Reaver fell in beside her. “We can’t drop it. I want to know what he did to you.”
“You really are a hellhound with a bone, aren’t you?” He didn’t reply. Not that she expected him to. “Fine. You really want to know? Yenrieth, that bastard, after he was done ripping me a new one, disappeared for months. When he finally came back, he was his normal self again.” She grimaced. “That should have been a clue.”
“How so?”
“He… pretended to want me. I still loved him, so I gave in.” She closed her eyes, trudging blindly on the bumpy road.
God, she’d been a fool. Yenrieth had found her in her quarters. There had been no talk. Yenrieth had simply blown in as if he’d belonged there, swept her up, and kissed her until she opened up like a night-blooming rose. She’d been so happy, so filled with love for him that she hadn’t even considered any possibility other than that he’d finally come around and realized they were meant to be together.
What a fucking stupid, blind twat she’d been.
“I gave him my virginity. And he…” Heat scorched her cheeks. She opened her eyes, wishing she’d done the same thing back when Yenrieth had come into her room to seduce her. But truly, would anything have changed? She’d wanted it, and like a spineless fool, she’d been weak enough to take it any way he’d give it. “I’m done with this conversation.”
Reaver ignored her. Shocking. “He used you and threw you away, didn’t he?”
I’ve fucked demons who were less disgusting than you.
Pain lanced her, as fresh and raw as the day he’d said those words to her.
“What a bastard,” Reaver growled, taking her nonresponse as a yes. “After what he did, why would you have been willing to fall? Why would you have given up everything for a jerk like him?”
“I told you,” she said quietly, “you didn’t know him. He wasn’t always like that.” They were almost to the village boundary. The forest beyond would provide some cover and escape routes. “And I made a promise. Pathetic as I was, I loved him in spite of everything. He came to my rescue so many times when I got in over my head with demons. And he always brought me my favorite rare irises to cheer me up. And once, when I caught him mourning a child he was too late to save from a demon, he told me that every child who died on his watch took a piece of his soul. I think I fell for him that day.”

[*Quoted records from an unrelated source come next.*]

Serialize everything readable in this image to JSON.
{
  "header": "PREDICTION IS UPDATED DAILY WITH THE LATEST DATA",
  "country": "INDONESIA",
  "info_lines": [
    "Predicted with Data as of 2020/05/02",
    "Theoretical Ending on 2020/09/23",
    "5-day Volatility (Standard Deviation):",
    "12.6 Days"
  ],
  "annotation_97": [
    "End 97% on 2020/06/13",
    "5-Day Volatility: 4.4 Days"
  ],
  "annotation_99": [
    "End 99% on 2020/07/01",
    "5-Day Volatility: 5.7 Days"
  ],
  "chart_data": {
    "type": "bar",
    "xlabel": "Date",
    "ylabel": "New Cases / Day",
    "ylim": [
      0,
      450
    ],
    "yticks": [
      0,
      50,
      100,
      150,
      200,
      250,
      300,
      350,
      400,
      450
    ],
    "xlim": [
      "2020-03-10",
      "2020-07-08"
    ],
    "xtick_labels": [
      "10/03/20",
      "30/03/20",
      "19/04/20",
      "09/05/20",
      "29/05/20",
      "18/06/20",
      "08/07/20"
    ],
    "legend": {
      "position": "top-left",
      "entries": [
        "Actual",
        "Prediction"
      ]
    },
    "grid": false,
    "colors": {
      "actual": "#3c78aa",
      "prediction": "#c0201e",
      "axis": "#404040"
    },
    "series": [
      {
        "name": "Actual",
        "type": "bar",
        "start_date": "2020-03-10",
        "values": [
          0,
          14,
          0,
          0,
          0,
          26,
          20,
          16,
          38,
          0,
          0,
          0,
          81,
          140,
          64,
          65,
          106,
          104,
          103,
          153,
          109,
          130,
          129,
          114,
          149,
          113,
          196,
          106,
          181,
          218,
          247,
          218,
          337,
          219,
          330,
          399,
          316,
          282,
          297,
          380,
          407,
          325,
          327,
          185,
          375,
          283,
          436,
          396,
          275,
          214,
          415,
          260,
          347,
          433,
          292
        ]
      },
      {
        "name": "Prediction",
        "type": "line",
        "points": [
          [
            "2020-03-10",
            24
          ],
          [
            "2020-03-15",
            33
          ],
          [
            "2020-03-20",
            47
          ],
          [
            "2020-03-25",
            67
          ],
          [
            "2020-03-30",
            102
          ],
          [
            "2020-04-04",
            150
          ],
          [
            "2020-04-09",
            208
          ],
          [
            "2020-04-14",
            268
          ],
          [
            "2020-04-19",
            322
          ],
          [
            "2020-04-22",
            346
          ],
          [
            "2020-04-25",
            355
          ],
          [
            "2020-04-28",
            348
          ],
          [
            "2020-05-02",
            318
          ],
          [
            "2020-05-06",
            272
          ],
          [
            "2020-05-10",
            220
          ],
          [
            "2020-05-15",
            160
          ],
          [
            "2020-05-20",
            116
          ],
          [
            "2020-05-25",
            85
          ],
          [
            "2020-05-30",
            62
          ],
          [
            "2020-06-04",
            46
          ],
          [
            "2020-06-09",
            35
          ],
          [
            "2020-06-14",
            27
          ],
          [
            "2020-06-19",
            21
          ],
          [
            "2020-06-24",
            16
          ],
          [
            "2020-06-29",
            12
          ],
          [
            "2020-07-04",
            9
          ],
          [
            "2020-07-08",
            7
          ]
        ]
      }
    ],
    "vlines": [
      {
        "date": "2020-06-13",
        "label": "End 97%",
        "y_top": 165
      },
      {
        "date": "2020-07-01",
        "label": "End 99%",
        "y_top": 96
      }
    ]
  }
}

She inhaled a shaky breath. “He loved children… and I should have told him about his own sooner. If I had, maybe he could have saved them before the curse was cast upon them.”

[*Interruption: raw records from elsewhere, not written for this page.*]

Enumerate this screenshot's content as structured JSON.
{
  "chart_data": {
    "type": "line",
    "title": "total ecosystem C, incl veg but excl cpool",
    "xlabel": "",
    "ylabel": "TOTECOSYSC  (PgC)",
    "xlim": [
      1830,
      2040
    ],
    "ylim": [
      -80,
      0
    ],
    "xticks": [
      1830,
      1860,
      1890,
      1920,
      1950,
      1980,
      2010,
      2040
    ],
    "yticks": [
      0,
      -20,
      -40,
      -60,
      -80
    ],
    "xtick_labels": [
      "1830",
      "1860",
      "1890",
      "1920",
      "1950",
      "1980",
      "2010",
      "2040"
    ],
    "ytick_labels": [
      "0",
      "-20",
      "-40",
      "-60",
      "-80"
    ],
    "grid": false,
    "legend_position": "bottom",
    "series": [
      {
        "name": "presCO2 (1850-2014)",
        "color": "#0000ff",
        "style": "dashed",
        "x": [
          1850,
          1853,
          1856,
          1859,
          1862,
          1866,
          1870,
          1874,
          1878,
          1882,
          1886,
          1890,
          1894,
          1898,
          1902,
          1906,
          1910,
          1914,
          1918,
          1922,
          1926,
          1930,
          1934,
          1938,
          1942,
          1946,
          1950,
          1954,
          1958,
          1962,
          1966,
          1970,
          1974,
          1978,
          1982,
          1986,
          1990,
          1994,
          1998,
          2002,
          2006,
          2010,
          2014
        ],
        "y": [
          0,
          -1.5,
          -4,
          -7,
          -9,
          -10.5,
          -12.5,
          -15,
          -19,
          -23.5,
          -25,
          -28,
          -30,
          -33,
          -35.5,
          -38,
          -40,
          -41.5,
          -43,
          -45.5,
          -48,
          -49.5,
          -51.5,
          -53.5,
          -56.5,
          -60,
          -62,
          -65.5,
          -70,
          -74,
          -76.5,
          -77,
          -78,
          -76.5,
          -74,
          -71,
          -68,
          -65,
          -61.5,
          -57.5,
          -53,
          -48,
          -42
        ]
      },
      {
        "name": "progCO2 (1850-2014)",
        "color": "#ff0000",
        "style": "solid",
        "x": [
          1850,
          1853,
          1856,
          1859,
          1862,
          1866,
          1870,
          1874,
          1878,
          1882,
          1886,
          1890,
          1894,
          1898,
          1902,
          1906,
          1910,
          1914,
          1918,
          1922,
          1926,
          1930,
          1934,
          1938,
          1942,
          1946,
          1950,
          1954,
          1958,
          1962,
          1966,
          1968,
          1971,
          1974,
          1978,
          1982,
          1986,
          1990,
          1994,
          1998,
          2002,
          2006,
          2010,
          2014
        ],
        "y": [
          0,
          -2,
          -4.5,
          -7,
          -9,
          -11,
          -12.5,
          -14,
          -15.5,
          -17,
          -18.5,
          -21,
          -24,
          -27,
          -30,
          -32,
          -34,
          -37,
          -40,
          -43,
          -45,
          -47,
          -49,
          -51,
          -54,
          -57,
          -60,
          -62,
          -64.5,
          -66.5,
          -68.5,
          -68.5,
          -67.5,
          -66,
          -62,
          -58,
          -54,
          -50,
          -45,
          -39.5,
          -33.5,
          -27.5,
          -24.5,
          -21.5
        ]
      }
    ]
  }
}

She’d waited until they were adults for their own protection, but by then Yenrieth had forgotten about his vendetta against Lilith, and he’d also seemed to have lost a lot of his powers. Harvester had kept putting off telling him out of fear that he’d go crazy again, and this time, he’d truly end up dead. She shouldn’t have allowed her fear to rule her head. How many people had paid horrible prices because of her actions?

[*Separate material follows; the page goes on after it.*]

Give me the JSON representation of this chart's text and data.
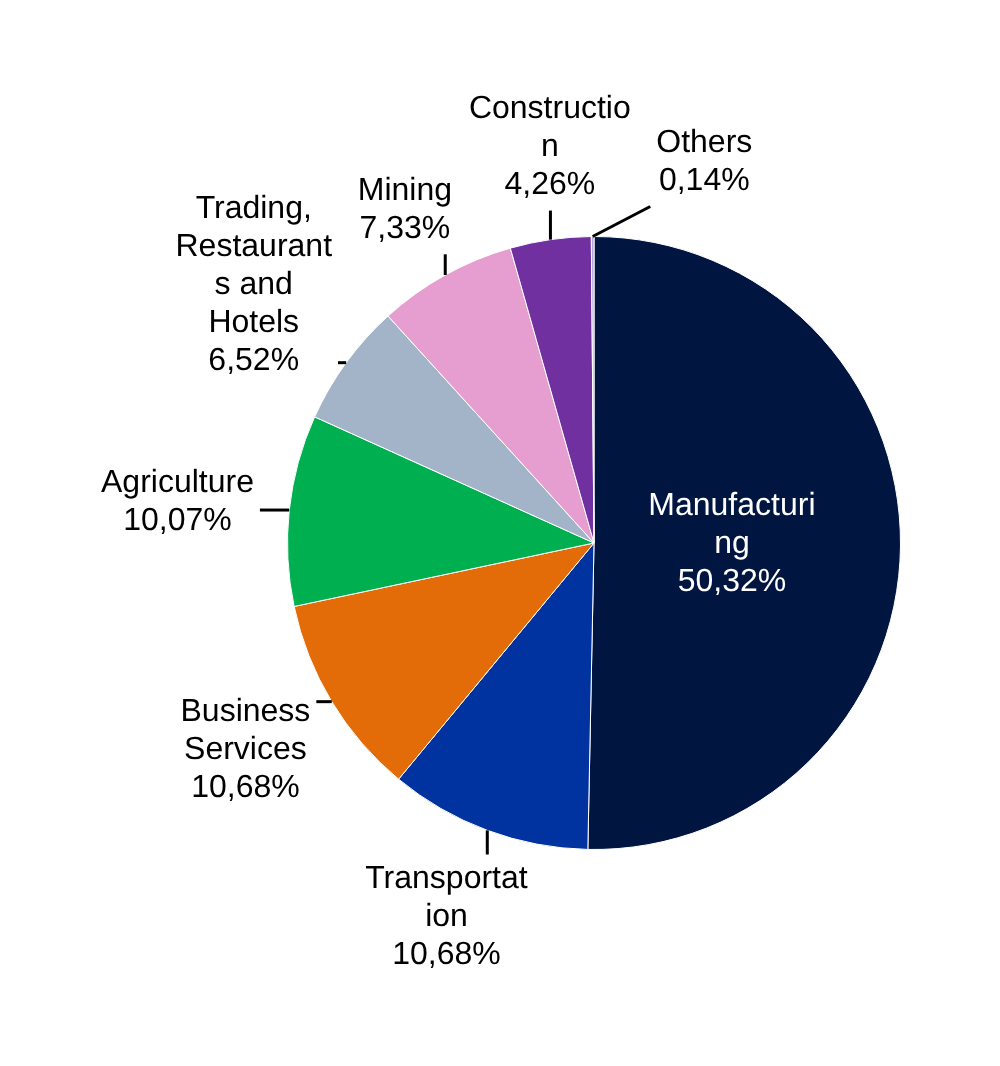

She searched Reaver’s face for judgment, but his expression was blank. Scarily blank. “So what it comes down to is that I kept my oath to watch over his children, and I volunteered to become a spy. After I was cast into Sheoul, I never saw him again. I don’t even remember what he looks like.” The tears she’d been trying so hard not to shed stung her eyes. “Reaver? How can I remember every cutting word he said, every warm touch of his fingers, and not remember what he looks like?”